On walking 120 m towards a chimney in a horizonatal line through its base the angle of elevation of tip of the chimney changes from `30^@ " to " 45^@`. The height of the chimney is

To solve the problem, we will use the concept of right triangles and trigonometric ratios. ### Step-by-Step Solution: 1. **Understand the Situation**: - Let the height of the chimney be \( h \). - Initially, the observer is at point A, where the angle of elevation to the top of the chimney is \( 30^\circ \). - After walking 120 m towards the chimney, the observer reaches point B, where the angle of elevation is \( 45^\circ \). 2. **Set Up the Right Triangles**: - From point A (initial position), we can form a right triangle where: - The opposite side is the height of the chimney \( h \). - The adjacent side is the distance from point A to the base of the chimney, which we will denote as \( d \). - From point B (after walking 120 m), the distance to the base of the chimney is \( d - 120 \). 3. **Apply Trigonometric Ratios**: - For point A (angle of elevation \( 30^\circ \)): \[ \tan(30^\circ) = \frac{h}{d} \] We know that \( \tan(30^\circ) = \frac{1}{\sqrt{3}} \), so: \[ \frac{1}{\sqrt{3}} = \frac{h}{d} \implies h = \frac{d}{\sqrt{3}} \quad (1) \] - For point B (angle of elevation \( 45^\circ \)): \[ \tan(45^\circ) = \frac{h}{d - 120} \] Since \( \tan(45^\circ) = 1 \): \[ 1 = \frac{h}{d - 120} \implies h = d - 120 \quad (2) \] 4. **Equate the Two Expressions for \( h \)**: - From equations (1) and (2): \[ \frac{d}{\sqrt{3}} = d - 120 \] 5. **Solve for \( d \)**: - Rearranging gives: \[ d - \frac{d}{\sqrt{3}} = 120 \] \[ d \left(1 - \frac{1}{\sqrt{3}}\right) = 120 \] \[ d \left(\frac{\sqrt{3} - 1}{\sqrt{3}}\right) = 120 \] \[ d = \frac{120 \sqrt{3}}{\sqrt{3} - 1} \] 6. **Calculate \( h \)**: - Substitute \( d \) back into either equation (1) or (2) to find \( h \).
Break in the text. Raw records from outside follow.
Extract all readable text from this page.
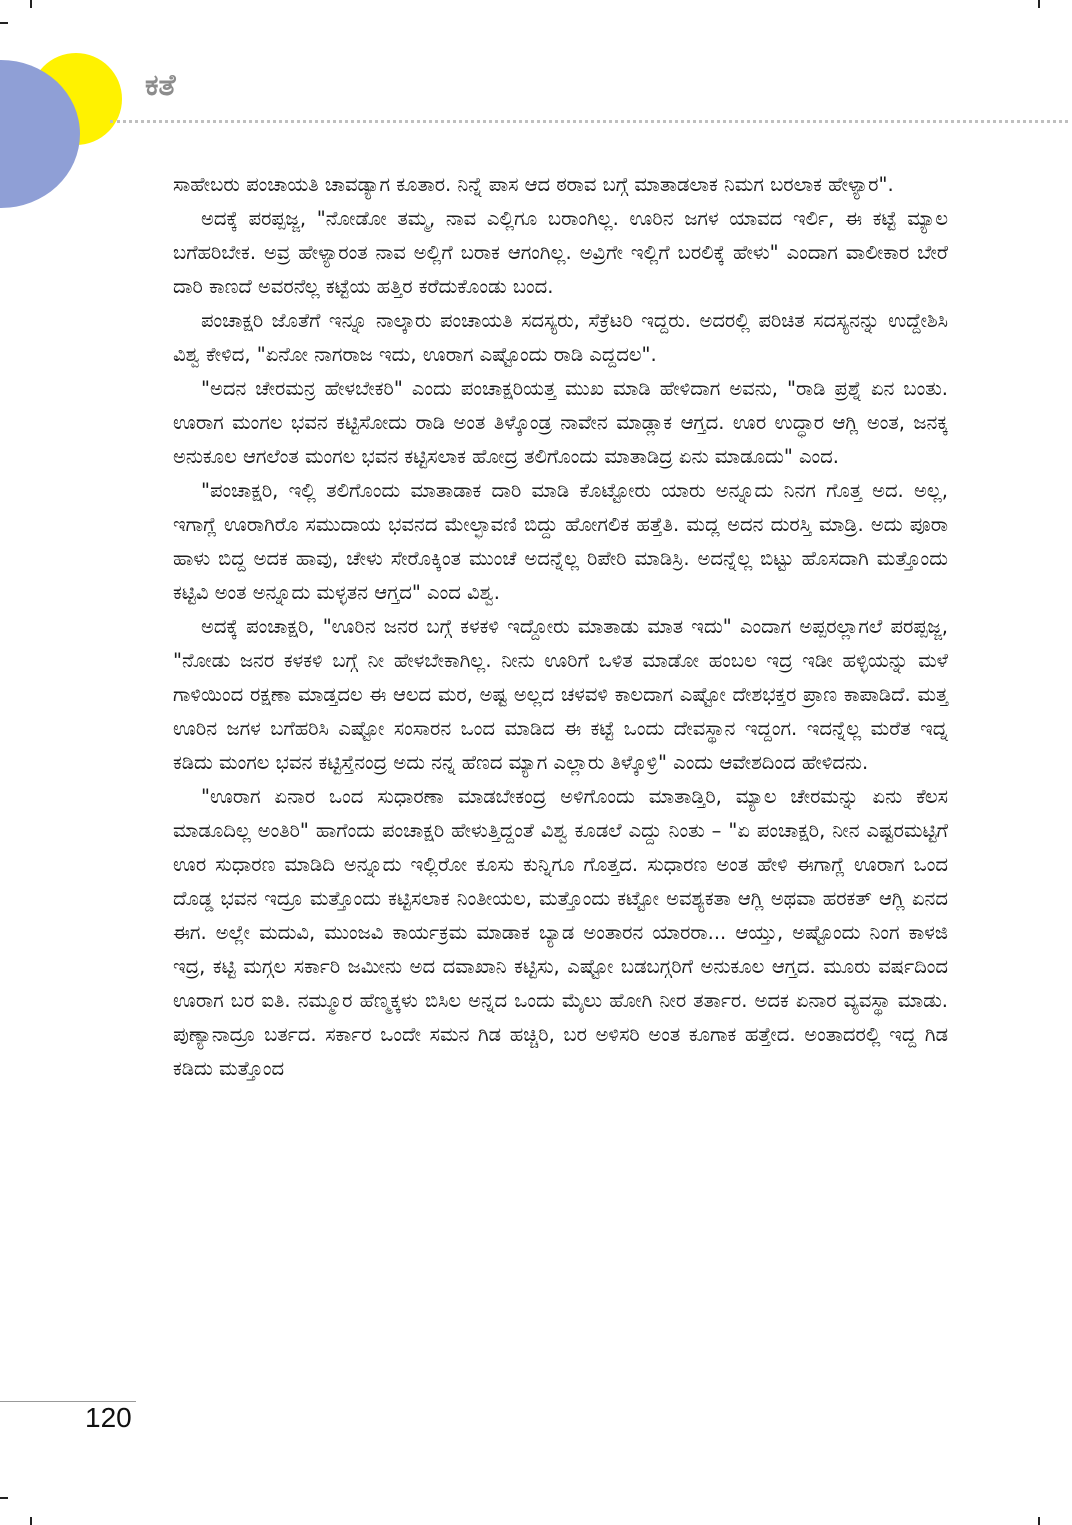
ಕತೆ

ಸಾಹೇಬರು ಪಂಚಾಯತಿ ಚಾವಡ್ಯಾಗ ಕೂತಾರ. ನಿನ್ನೆ ಪಾಸ ಆದ ಠರಾವ ಬಗ್ಗೆ ಮಾತಾಡಲಾಕ ನಿಮಗ ಬರಲಾಕ ಹೇಳ್ಯಾರ".

ಅದಕ್ಕೆ ಪರಪ್ಪಜ್ಜ, "ನೋಡೋ ತಮ್ಮ, ನಾವ ಎಲ್ಲಿಗೂ ಬರಾಂಗಿಲ್ಲ. ಊರಿನ ಜಗಳ ಯಾವದ ಇರ್ಲಿ, ಈ ಕಟ್ಟೆ ಮ್ಯಾಲ ಬಗೆಹರಿಬೇಕ. ಅವ್ರ ಹೇಳ್ಯಾರಂತ ನಾವ ಅಲ್ಲಿಗೆ ಬರಾಕ ಆಗಂಗಿಲ್ಲ. ಅವ್ರಿಗೇ ಇಲ್ಲಿಗೆ ಬರಲಿಕ್ಕೆ ಹೇಳು" ಎಂದಾಗ ವಾಲೀಕಾರ ಬೇರೆ ದಾರಿ ಕಾಣದೆ ಅವರನೆಲ್ಲ ಕಟ್ಟೆಯ ಹತ್ತಿರ ಕರೆದುಕೊಂಡು ಬಂದ.

ಪಂಚಾಕ್ಷರಿ ಜೊತೆಗೆ ಇನ್ನೂ ನಾಲ್ಕಾರು ಪಂಚಾಯತಿ ಸದಸ್ಯರು, ಸೆಕ್ರೆಟರಿ ಇದ್ದರು. ಅದರಲ್ಲಿ ಪರಿಚಿತ ಸದಸ್ಯನನ್ನು ಉದ್ದೇಶಿಸಿ ವಿಶ್ವ ಕೇಳಿದ, "ಏನೋ ನಾಗರಾಜ ಇದು, ಊರಾಗ ಎಷ್ಟೊಂದು ರಾಡಿ ಎದ್ದದಲ".

"ಅದನ ಚೇರಮನ್ರ ಹೇಳಬೇಕರಿ" ಎಂದು ಪಂಚಾಕ್ಷರಿಯತ್ತ ಮುಖ ಮಾಡಿ ಹೇಳಿದಾಗ ಅವನು, "ರಾಡಿ ಪ್ರಶ್ನೆ ಏನ ಬಂತು. ಊರಾಗ ಮಂಗಲ ಭವನ ಕಟ್ಟಿಸೋದು ರಾಡಿ ಅಂತ ತಿಳ್ಕೊಂಡ್ರ ನಾವೇನ ಮಾಡ್ಲಾಕ ಆಗ್ತದ. ಊರ ಉದ್ಧಾರ ಆಗ್ಲಿ ಅಂತ, ಜನಕ್ಕ ಅನುಕೂಲ ಆಗಲೆಂತ ಮಂಗಲ ಭವನ ಕಟ್ಟಿಸಲಾಕ ಹೋದ್ರ ತಲಿಗೊಂದು ಮಾತಾಡಿದ್ರ ಏನು ಮಾಡೂದು" ಎಂದ.

"ಪಂಚಾಕ್ಷರಿ, ಇಲ್ಲಿ ತಲಿಗೊಂದು ಮಾತಾಡಾಕ ದಾರಿ ಮಾಡಿ ಕೊಟ್ಟೋರು ಯಾರು ಅನ್ನೂದು ನಿನಗ ಗೊತ್ತ ಅದ. ಅಲ್ಲ, ಇಗಾಗ್ಲೆ ಊರಾಗಿರೊ ಸಮುದಾಯ ಭವನದ ಮೇಲ್ಛಾವಣಿ ಬಿದ್ದು ಹೋಗಲಿಕ ಹತ್ತೆತಿ. ಮದ್ಲ ಅದನ ದುರಸ್ತಿ ಮಾಡ್ರಿ. ಅದು ಪೂರಾ ಹಾಳು ಬಿದ್ದ ಅದಕ ಹಾವು, ಚೇಳು ಸೇರೊಕ್ಕಿಂತ ಮುಂಚೆ ಅದನ್ನೆಲ್ಲ ರಿಪೇರಿ ಮಾಡಿಸ್ರಿ. ಅದನ್ನೆಲ್ಲ ಬಿಟ್ಟು ಹೊಸದಾಗಿ ಮತ್ತೊಂದು ಕಟ್ಟಿವಿ ಅಂತ ಅನ್ನೂದು ಮಳ್ಳತನ ಆಗ್ತದ" ಎಂದ ವಿಶ್ವ.

ಅದಕ್ಕೆ ಪಂಚಾಕ್ಷರಿ, "ಊರಿನ ಜನರ ಬಗ್ಗೆ ಕಳಕಳಿ ಇದ್ದೋರು ಮಾತಾಡು ಮಾತ ಇದು" ಎಂದಾಗ ಅಪ್ಪರಲ್ಲಾಗಲೆ ಪರಪ್ಪಜ್ಜ, "ನೋಡು ಜನರ ಕಳಕಳಿ ಬಗ್ಗೆ ನೀ ಹೇಳಬೇಕಾಗಿಲ್ಲ. ನೀನು ಊರಿಗೆ ಒಳಿತ ಮಾಡೋ ಹಂಬಲ ಇದ್ರ ಇಡೀ ಹಳ್ಳಿಯನ್ನು ಮಳೆ ಗಾಳಿಯಿಂದ ರಕ್ಷಣಾ ಮಾಡ್ತದಲ ಈ ಆಲದ ಮರ, ಅಷ್ಟ ಅಲ್ಲದ ಚಳವಳಿ ಕಾಲದಾಗ ಎಷ್ಟೋ ದೇಶಭಕ್ತರ ಪ್ರಾಣ ಕಾಪಾಡಿದೆ. ಮತ್ತ ಊರಿನ ಜಗಳ ಬಗೆಹರಿಸಿ ಎಷ್ಟೋ ಸಂಸಾರನ ಒಂದ ಮಾಡಿದ ಈ ಕಟ್ಟೆ ಒಂದು ದೇವಸ್ಥಾನ ಇದ್ದಂಗ. ಇದನ್ನೆಲ್ಲ ಮರೆತ ಇದ್ನ ಕಡಿದು ಮಂಗಲ ಭವನ ಕಟ್ಟಿಸ್ತೆನಂದ್ರ ಅದು ನನ್ನ ಹೆಣದ ಮ್ಯಾಗ ಎಲ್ಲಾರು ತಿಳ್ಕೊಳ್ರಿ" ಎಂದು ಆವೇಶದಿಂದ ಹೇಳಿದನು.

"ಊರಾಗ ಏನಾರ ಒಂದ ಸುಧಾರಣಾ ಮಾಡಬೇಕಂದ್ರ ಅಳಿಗೊಂದು ಮಾತಾಡ್ತಿರಿ, ಮ್ಯಾಲ ಚೇರಮನ್ನು ಏನು ಕೆಲಸ ಮಾಡೂದಿಲ್ಲ ಅಂತಿರಿ" ಹಾಗೆಂದು ಪಂಚಾಕ್ಷರಿ ಹೇಳುತ್ತಿದ್ದಂತೆ ವಿಶ್ವ ಕೂಡಲೆ ಎದ್ದು ನಿಂತು – "ಏ ಪಂಚಾಕ್ಷರಿ, ನೀನ ಎಷ್ಟರಮಟ್ಟಿಗೆ ಊರ ಸುಧಾರಣ ಮಾಡಿದಿ ಅನ್ನೂದು ಇಲ್ಲಿರೋ ಕೂಸು ಕುನ್ನಿಗೂ ಗೊತ್ತದ. ಸುಧಾರಣ ಅಂತ ಹೇಳಿ ಈಗಾಗ್ಲೆ ಊರಾಗ ಒಂದ ದೊಡ್ಡ ಭವನ ಇದ್ರೂ ಮತ್ತೊಂದು ಕಟ್ಟಿಸಲಾಕ ನಿಂತೀಯಲ, ಮತ್ತೊಂದು ಕಟ್ಟೋ ಅವಶ್ಯಕತಾ ಆಗ್ಲಿ ಅಥವಾ ಹರಕತ್ ಆಗ್ಲಿ ಏನದ ಈಗ. ಅಲ್ಲೇ ಮದುವಿ, ಮುಂಜವಿ ಕಾರ್ಯಕ್ರಮ ಮಾಡಾಕ ಬ್ಯಾಡ ಅಂತಾರನ ಯಾರರಾ... ಆಯ್ತು, ಅಷ್ಟೊಂದು ನಿಂಗ ಕಾಳಜಿ ಇದ್ರ, ಕಟ್ಟಿ ಮಗ್ಗಲ ಸರ್ಕಾರಿ ಜಮೀನು ಅದ ದವಾಖಾನಿ ಕಟ್ಟಿಸು, ಎಷ್ಟೋ ಬಡಬಗ್ಗರಿಗೆ ಅನುಕೂಲ ಆಗ್ತದ. ಮೂರು ವರ್ಷದಿಂದ ಊರಾಗ ಬರ ಐತಿ. ನಮ್ಮೂರ ಹೆಣ್ಮಕ್ಕಳು ಬಿಸಿಲ ಅನ್ನದ ಒಂದು ಮೈಲು ಹೋಗಿ ನೀರ ತರ್ತಾರ. ಅದಕ ಏನಾರ ವ್ಯವಸ್ಥಾ ಮಾಡು. ಪುಣ್ಯಾನಾದ್ರೂ ಬರ್ತದ. ಸರ್ಕಾರ ಒಂದೇ ಸಮನ ಗಿಡ ಹಚ್ಚಿರಿ, ಬರ ಅಳಿಸರಿ ಅಂತ ಕೂಗಾಕ ಹತ್ತೇದ. ಅಂತಾದರಲ್ಲಿ ಇದ್ದ ಗಿಡ ಕಡಿದು ಮತ್ತೊಂದ

120
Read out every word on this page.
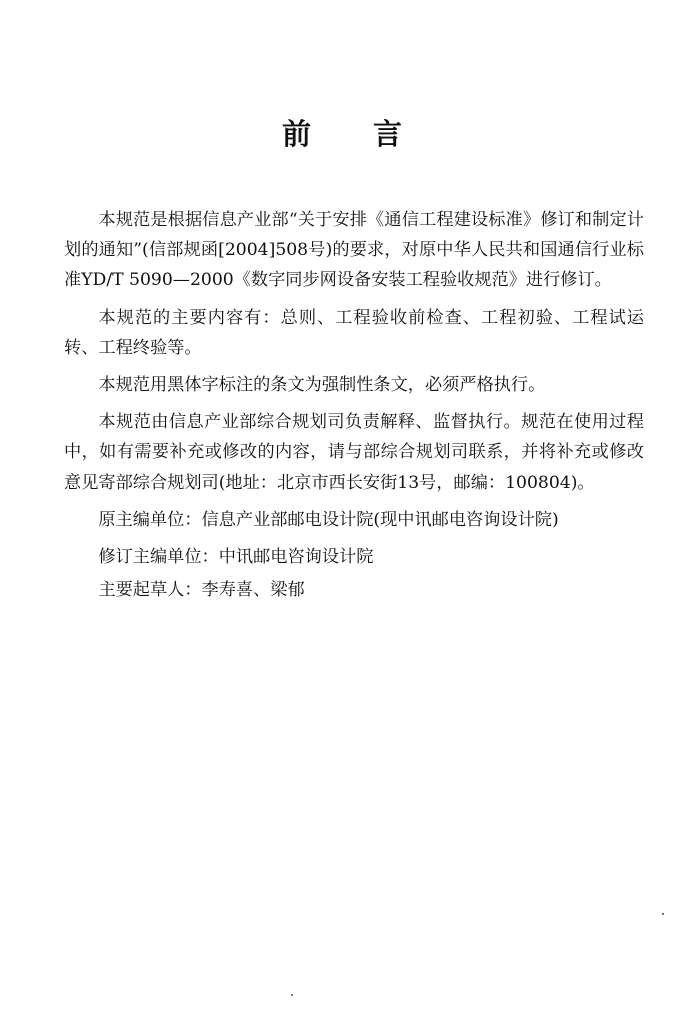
前 言

本规范是根据信息产业部“关于安排《通信工程建设标准》修订和制定计划的通知”(信部规函[2004]508号)的要求，对原中华人民共和国通信行业标准YD/T 5090—2000《数字同步网设备安装工程验收规范》进行修订。

本规范的主要内容有：总则、工程验收前检查、工程初验、工程试运转、工程终验等。

本规范用黑体字标注的条文为强制性条文，必须严格执行。

本规范由信息产业部综合规划司负责解释、监督执行。规范在使用过程中，如有需要补充或修改的内容，请与部综合规划司联系，并将补充或修改意见寄部综合规划司(地址：北京市西长安街13号，邮编：100804)。

原主编单位：信息产业部邮电设计院(现中讯邮电咨询设计院)

修订主编单位：中讯邮电咨询设计院

主要起草人：李寿喜、梁郁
Using equation (2): \[ h = d - 120 = \frac{120 \sqrt{3}}{\sqrt{3} - 1} - 120 \] 7. **Simplify to Find \( h \)**: - To simplify: \[ h = \frac{120 \sqrt{3} - 120(\sqrt{3} - 1)}{\sqrt{3} - 1} = \frac{120 \sqrt{3} - 120\sqrt{3} + 120}{\sqrt{3} - 1} = \frac{120}{\sqrt{3} - 1} \] - Rationalizing the denominator: \[ h = \frac{120(\sqrt{3} + 1)}{(\sqrt{3} - 1)(\sqrt{3} + 1)} = \frac{120(\sqrt{3} + 1)}{3 - 1} = 60(\sqrt{3} + 1) \] ### Final Answer: The height of the chimney is \( 60(\sqrt{3} + 1) \) meters.